I have a benq MW512 projector which has a great picture, but i have noticed a kind of strobe light effect on the screen about 1/3 of the screen only, more in the middle of it, when the pj is turned on at first it takes about 20 mins for it to start this strobe light effect and then it comes and goes from there on, the color wheel etc is all good yet.

Would this maybe be a DMD Chip problem as to maybe some of those little mirrors making this effect, the picture is still great and when you unplug or restart the pj this strobe is gone for about 20 mins again and then comes and goes after that again, and sometimes will go away for quite a while, i looked online for any info on this but could not find anything about this problem.

I wanted to post here before i had to get in touch with benq themselfs, but maybe somebody here has come across a problem like this as any help on this situation would be great..thanks for reading this. 

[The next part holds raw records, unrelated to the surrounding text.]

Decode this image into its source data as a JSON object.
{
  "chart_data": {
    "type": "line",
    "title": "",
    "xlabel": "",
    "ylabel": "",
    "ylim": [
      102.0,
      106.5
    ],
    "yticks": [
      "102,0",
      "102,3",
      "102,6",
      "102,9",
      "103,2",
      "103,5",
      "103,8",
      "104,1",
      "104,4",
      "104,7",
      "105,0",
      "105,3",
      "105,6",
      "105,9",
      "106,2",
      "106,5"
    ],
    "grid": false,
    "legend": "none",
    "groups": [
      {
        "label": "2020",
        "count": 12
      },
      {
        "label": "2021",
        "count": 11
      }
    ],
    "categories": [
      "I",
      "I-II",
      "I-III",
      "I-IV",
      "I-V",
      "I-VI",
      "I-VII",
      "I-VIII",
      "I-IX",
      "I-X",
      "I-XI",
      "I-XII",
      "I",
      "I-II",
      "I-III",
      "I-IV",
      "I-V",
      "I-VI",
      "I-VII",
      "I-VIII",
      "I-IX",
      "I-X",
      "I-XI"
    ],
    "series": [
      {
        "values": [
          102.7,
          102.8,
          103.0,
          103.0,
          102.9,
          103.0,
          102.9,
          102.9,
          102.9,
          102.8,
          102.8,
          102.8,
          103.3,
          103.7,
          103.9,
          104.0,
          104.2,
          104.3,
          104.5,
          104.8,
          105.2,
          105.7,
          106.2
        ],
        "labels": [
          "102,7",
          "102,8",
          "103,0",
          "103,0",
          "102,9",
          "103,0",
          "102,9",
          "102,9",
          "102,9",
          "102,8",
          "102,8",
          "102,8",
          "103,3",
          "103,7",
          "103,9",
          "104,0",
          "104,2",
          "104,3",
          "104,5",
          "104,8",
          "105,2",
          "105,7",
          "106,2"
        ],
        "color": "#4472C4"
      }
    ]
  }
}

Just curious a lamp itself could not do something like this as only 1/3 of the screen is only affected and if it was a lamp issue it would cover the whole screen or the lamp not work at all..may have to get in touch with benq and see if their support can help..but i am going to take the cover off it soon and see if any dust is maybe making it do this. :blink:


----------



## Starmaster (Jun 3, 2012)

Not sure if double posting is allowed as i could not find it in the rules unless i missed it somehow and if not allowed i apologize for doing it, about my PJ i noticed when i don't use the air-conditioning in my place this flicking is much less and the PJ is not near the A/C but it is only about 4 -5 inches from the ceiling but not above the A/C at all.

The picture and brightness is still awesome, and i read if it was a dmd chip that usually white spots are all over the screen which is not in my case at all..maybe a good cleaning of the unit first and see how it performs after that and check the lamp to make sure it is not maybe flickering..i have a new ceiling mount for it instead of that shelf i have it on now..so i can take the PJ down and clean it up and inspect things and put it back up on it's new mount and see how it goes as i am still not sure what really is causing this..but it is a lot less since not using the A/C..i am going to still get in contact with benq support and see if they will maybe know of a problem like this.

But some companies support system isn't to good..but hopefully benq will get back to me on this..:huh:..have a good day to you all. :wave:


----------